While “talking” one day, they discovered another common love existed .. writing .. and he encouraged her to pursue a long-abandoned passion for writing. They exchanged emails and a most unusual and unexpected relationship blossomed. He sent her rough drafts of his stories, asking for her opinion, critiques, etc., and she did the same. It didn’t take long before this became a frequent routine. It came as no surprise that they greatly admired each other’s work. What was unexpected was the multitude of similarities they shared .. not just in music and writing but in everything in their lives. There was only one word to describe their relationship – ineffable. 

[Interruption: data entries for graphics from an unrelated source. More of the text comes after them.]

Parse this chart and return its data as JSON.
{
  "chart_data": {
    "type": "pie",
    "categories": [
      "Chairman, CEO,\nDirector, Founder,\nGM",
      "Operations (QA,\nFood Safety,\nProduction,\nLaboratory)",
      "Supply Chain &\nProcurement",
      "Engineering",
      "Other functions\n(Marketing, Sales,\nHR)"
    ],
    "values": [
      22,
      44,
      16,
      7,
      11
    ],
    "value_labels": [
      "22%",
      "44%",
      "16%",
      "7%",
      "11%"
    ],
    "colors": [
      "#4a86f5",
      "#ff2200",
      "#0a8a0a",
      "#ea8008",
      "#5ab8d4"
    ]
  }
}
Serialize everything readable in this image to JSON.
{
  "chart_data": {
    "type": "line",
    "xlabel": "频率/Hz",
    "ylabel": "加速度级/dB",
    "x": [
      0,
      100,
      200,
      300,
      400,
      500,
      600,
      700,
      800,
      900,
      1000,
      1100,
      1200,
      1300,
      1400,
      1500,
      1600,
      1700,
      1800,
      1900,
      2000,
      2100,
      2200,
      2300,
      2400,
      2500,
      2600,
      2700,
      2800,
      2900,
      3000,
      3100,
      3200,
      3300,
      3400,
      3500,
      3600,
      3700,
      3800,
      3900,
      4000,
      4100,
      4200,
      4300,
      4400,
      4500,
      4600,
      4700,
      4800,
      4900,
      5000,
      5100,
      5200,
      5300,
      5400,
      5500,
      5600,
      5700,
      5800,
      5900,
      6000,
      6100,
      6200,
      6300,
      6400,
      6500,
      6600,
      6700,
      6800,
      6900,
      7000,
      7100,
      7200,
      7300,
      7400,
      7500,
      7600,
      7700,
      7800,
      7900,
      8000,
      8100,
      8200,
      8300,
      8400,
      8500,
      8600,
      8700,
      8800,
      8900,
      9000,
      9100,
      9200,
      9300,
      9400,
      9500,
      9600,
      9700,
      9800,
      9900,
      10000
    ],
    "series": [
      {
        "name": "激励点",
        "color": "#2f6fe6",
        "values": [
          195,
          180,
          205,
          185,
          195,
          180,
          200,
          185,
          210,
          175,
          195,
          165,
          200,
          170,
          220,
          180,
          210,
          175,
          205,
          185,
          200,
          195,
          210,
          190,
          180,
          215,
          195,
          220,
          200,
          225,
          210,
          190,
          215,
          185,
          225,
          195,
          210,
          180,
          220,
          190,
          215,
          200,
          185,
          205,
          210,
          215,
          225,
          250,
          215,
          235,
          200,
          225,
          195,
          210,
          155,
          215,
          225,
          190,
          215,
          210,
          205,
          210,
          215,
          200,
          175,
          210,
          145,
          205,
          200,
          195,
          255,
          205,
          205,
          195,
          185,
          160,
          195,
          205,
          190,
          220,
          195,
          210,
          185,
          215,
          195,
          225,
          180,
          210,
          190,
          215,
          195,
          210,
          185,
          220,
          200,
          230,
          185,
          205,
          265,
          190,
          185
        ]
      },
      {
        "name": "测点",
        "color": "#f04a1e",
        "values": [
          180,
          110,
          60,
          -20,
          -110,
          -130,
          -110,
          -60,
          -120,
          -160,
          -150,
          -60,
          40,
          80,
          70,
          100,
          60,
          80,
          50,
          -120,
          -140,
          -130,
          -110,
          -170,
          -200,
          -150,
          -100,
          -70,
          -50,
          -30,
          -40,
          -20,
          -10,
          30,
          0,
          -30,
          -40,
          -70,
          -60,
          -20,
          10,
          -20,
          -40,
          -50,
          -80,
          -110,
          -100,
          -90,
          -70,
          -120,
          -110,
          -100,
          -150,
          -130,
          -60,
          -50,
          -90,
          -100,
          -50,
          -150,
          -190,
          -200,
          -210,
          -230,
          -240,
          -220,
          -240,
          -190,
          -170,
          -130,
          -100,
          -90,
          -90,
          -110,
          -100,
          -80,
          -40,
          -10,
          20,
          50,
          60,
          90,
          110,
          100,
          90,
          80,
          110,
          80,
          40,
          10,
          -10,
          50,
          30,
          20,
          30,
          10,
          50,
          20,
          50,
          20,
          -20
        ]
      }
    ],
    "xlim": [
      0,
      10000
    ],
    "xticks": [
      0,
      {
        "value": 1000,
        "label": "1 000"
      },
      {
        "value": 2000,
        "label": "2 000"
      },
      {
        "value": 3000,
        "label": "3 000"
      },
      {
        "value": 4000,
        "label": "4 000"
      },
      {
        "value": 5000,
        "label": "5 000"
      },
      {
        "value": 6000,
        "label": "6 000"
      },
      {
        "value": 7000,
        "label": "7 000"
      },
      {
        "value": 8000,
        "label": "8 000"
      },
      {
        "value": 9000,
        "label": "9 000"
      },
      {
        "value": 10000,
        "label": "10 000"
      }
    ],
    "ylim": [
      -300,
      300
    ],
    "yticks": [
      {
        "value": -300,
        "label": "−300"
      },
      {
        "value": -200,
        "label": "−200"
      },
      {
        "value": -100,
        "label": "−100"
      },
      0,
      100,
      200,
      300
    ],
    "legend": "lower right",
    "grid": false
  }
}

It’s rare for two people who have never met to develop an inexplicable union .. one in which messages are exchanged at the exact same moment and identical words are used to describe feelings and sensations. They communicate daily ..  emailing and phoning, sharing a smooth cyber slow dance, afloat in an indescribable soulship of loving affection .. a bond that can’t be broken. There is no longer “him” nor “her” .. in fact there isn’t even an “us”. They are simply “YUS” .. riding THE YUS BUS.